Home haemo sounds tough, I think, has anyone here tried it?

Hi @tobee Im starting on PD and plan to move to home HD eventually when it fails (and hoping for transplant), so I’m not much help I’m afraid! I talked a lot about both options with my hospital because I couldn’t decide! If the PD tube freaks me out too much or I can’t cope with hooking up to the machine every day they said I can switch. It takes 3 months to train for home HD at my unit. If it’s going well in centre maybe he doesn’t want to rock the boat?

@thing47 I’m seriously worried about the noise! But let’s face it there’s not many options.

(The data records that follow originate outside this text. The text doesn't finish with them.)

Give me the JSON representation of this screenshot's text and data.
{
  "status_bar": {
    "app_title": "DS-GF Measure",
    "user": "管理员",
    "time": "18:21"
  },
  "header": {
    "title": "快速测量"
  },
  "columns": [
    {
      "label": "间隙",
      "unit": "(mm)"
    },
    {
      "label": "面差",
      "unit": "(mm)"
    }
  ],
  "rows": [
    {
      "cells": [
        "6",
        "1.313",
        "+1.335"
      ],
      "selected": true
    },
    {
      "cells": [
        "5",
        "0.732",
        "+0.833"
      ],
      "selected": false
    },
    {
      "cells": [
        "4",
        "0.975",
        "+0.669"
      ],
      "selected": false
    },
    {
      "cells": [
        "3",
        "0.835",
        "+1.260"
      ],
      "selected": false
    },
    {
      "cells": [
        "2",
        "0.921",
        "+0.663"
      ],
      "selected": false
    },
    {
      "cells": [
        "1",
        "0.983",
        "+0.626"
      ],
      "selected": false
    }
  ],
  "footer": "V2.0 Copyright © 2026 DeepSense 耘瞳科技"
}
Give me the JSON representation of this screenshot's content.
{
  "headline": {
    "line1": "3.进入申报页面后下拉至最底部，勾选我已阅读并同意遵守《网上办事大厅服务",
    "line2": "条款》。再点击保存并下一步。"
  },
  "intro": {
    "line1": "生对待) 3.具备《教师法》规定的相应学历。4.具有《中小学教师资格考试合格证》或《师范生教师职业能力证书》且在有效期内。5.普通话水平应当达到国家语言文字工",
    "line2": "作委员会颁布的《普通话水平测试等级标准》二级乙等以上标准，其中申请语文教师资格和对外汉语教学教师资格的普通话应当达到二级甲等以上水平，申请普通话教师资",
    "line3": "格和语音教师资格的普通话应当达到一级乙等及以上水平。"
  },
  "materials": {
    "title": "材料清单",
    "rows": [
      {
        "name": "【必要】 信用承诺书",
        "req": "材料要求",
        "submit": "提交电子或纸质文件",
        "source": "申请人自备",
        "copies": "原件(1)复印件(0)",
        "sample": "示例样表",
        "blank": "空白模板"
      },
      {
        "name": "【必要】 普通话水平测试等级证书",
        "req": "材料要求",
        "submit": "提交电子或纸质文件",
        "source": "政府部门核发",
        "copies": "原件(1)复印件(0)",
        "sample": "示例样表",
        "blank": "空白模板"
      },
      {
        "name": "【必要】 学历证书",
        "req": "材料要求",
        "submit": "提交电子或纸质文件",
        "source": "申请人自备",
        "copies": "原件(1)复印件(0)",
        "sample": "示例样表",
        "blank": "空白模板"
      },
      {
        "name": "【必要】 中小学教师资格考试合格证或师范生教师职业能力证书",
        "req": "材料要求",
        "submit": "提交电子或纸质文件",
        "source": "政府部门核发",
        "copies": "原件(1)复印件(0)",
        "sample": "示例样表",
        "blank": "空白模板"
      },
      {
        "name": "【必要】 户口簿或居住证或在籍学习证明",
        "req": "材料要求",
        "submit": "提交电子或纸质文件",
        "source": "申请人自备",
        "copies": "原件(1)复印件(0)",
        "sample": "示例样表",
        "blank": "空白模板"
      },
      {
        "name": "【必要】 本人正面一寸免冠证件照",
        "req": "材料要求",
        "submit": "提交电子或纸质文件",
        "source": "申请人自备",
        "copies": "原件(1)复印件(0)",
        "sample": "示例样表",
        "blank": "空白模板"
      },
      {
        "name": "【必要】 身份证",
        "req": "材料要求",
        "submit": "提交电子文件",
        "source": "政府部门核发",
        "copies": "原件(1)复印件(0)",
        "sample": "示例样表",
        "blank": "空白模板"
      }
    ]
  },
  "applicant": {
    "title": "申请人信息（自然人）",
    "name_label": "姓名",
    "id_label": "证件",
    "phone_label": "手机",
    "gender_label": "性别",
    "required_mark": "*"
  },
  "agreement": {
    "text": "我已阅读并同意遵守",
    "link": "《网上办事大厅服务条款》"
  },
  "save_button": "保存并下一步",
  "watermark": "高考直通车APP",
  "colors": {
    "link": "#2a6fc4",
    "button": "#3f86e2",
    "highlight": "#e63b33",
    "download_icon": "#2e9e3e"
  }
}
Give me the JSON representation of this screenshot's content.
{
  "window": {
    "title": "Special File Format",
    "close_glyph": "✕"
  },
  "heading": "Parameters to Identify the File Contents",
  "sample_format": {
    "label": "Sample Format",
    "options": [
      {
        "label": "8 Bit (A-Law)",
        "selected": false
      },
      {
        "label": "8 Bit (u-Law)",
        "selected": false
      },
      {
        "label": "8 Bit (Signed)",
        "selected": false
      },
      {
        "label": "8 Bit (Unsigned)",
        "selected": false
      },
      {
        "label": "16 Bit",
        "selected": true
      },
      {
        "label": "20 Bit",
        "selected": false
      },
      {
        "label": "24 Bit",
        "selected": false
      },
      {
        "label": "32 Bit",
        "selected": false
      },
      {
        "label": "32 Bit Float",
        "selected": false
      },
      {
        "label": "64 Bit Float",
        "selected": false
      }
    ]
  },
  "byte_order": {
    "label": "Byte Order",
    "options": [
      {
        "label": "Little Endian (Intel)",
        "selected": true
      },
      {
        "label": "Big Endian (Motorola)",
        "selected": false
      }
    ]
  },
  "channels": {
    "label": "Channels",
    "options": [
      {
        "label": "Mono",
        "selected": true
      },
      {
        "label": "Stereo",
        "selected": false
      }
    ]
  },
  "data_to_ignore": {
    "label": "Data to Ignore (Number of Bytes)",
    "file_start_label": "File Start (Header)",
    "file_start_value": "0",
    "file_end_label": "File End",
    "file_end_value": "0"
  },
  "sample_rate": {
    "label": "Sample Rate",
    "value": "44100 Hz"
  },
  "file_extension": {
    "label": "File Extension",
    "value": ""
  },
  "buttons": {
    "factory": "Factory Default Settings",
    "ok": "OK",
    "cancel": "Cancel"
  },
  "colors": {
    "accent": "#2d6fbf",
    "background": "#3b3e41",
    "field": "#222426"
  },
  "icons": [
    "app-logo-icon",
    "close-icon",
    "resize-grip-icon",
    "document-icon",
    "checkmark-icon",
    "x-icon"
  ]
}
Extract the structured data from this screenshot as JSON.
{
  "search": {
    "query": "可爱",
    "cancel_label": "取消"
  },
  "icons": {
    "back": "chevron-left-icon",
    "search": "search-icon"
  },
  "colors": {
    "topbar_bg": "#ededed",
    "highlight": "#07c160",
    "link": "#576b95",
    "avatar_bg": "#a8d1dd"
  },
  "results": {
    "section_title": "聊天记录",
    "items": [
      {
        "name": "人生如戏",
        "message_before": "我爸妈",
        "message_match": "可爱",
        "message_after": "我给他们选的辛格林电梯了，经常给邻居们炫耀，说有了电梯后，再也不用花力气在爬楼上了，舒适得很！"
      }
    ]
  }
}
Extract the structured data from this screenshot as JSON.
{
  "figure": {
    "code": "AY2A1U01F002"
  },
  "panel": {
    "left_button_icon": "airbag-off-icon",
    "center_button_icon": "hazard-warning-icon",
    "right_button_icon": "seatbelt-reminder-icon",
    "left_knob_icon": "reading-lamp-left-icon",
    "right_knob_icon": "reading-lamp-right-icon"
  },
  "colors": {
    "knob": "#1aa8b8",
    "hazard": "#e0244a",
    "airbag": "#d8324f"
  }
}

Can you throw something over it to stop the lights?

the amazing Organtransplant123 posted on here about home HD - on the old thread.

Overnight peritoneal machine was not very noisy. In fact I quite missed the noise after!

Dh was scrupulous about hygiene and never had an infection in those 7 years. You really can live a pretty normal life, go on holiday with the machine and either take boxes of fluid with you or get it delivered while away. There is quite a lot of storage of boxes and the rest of the paraphernalia. Also, it was possible for him to do the manual bags occasionally for a short period. The only real restriction is having to stay in bed for the required hours. It's very gentle and good to dialyse so frequently. And there aren't really restrictions on fluid intake.

The hospital want Dh to do home haemo as he's a suitable candidate. But he's worried about something going wrong with the needles/fistula. Also I think it takes about 9 months for him to be trained. Training for peritoneal was much shorter.

Early days here but would echo everything @tobee says. DH has no fluid restrictions at the moment and can use bags with very low glucose content (which is good as he's Type I). He had 2.5 days' training.

Thanks @tobee it’s good to hear someone else’s experience especially that it was positive and no infections - you make it sound less traumatic than I am imagining! We have no space so are getting a shed!

At my hospital I think they encourage home haemo for anyone eligible - probably to save NHS money! 9 months is a long time to train though. Is he working at the moment and would it improve your lives? I won’t lie the thought of doing the needles is a bit scary!

Glad it’s gone smoothly @thing47. Did he get signed off work for the training - does it count as sick leave? Find it quite stressful at work knowing something is going to happen but not knowing how long I’ll need off or if it will be sick leave - my HR are not great!

I'm sorry I'm afraid I can't help on that score as DH is self-employed and works from home so is in the fortunate position of being able to adapt his workload around how he is feeling. He does have deadlines, but there is usually enough flexibility in them to allow for having a particularly bad day.

I'm sure someone else will be along to help soon, though. There must be laws applying to this situation, surely?

Ah no worries. They mentioned a couple of weeks recovery from the tube insertion and then training time. Guess I have to play it by ear and if I need time off I need time off! It’s a bit of a treck to the training place for me but it’s only for a couple of days I think. I think they said you can stay overnight there too which I really don’t want to do - did your DH have to do that?